With the harsh realities of 2 Timothy 3:1-5 ever evident, we need to heed the Holy Spirit when he advised, "Do Not Enter," "Road Closed," and "No U-Turn." In our sex-saturated society "Dangerous Curves Ahead" takes on a unique meaning. 

Highways are dotted with guide and information signs. Certainly the Christian traveler must regularly read the Guidebook, or rather the sixty-six guidebooks that make up the word of God. We need to ensure we are spending at least as much time in the "official" guide (the Bible) as we are spending in secondary guides (commentaries etc.). 

Throughout our journey we need to "Merge" and "Share the Road" with our fellow followers of Christ. Corporate worship practicing the "one-another's" (i.e. encourage one another, exhort one another, rebuke one another, etc.), and the incredible power and blessing of being there for one another will make the journey easier. 

I'm grateful for my friend's email, and am hopeful that he will understand that graduation is simply a mile sign on the road of life.
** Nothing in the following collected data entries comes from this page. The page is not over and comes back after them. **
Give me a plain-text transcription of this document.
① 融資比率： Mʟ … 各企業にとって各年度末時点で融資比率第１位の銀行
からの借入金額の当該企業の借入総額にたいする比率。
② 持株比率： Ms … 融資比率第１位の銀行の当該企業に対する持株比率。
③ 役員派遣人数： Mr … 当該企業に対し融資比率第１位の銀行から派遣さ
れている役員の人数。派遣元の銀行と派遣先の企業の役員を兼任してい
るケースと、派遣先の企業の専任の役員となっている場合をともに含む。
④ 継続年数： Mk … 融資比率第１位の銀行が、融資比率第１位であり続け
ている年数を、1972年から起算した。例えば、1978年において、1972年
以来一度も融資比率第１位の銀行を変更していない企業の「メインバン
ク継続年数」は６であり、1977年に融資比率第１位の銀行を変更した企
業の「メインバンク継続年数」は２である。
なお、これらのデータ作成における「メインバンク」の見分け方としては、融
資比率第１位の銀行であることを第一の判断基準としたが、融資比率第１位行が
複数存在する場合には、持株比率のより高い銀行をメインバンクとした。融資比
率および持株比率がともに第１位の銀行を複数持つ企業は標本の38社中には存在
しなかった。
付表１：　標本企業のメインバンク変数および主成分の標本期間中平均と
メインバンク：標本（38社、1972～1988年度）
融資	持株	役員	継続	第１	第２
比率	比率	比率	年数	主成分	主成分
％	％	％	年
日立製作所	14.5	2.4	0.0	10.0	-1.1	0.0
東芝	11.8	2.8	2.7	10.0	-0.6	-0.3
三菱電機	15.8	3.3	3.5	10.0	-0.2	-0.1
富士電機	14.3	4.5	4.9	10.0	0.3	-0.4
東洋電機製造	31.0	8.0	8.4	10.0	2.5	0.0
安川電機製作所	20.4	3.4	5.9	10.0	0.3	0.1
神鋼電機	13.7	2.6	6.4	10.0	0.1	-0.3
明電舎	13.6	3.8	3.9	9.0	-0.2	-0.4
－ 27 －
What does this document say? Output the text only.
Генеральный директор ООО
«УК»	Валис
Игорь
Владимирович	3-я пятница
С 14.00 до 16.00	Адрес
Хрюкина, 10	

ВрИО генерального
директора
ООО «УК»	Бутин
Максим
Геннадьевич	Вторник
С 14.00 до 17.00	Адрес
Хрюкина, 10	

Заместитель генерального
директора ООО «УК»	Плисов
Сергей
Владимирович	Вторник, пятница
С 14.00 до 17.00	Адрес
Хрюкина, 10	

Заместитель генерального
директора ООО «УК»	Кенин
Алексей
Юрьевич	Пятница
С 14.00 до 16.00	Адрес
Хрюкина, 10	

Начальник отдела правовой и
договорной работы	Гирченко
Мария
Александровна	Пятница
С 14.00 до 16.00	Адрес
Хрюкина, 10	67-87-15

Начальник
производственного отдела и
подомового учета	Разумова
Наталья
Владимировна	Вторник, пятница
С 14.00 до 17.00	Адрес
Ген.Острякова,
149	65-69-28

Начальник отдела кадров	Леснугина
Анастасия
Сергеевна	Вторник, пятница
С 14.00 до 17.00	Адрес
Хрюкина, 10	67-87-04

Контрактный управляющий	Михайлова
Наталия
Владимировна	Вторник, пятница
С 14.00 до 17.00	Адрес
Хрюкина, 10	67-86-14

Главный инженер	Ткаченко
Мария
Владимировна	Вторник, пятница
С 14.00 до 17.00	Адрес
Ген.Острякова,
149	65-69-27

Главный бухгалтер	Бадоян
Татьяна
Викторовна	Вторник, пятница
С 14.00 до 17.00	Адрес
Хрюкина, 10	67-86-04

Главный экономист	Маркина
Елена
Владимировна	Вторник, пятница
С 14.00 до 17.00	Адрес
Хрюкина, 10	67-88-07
As he "commences" his journey I am grateful that he travels not alone, but with his Lord, Savior, and Shepherd. 

With the "slippery road" ahead of us all, I pray we stay alert, focused, and strong, through we all need a "rest area" to catch our breath, to be fueled by the faith-giving power of the Word, and to refocus, we dare not fail to heed the "No Stopping" signs.

We have a race to be run; a race that is more cross-country than sprint. 

As we travel with our eyes on the "author and finisher of our faith (Hebrews 12:1)," we can also remember that He has provided an "evacuation route." Soon perhaps very soon, we will see the real "King of the highway."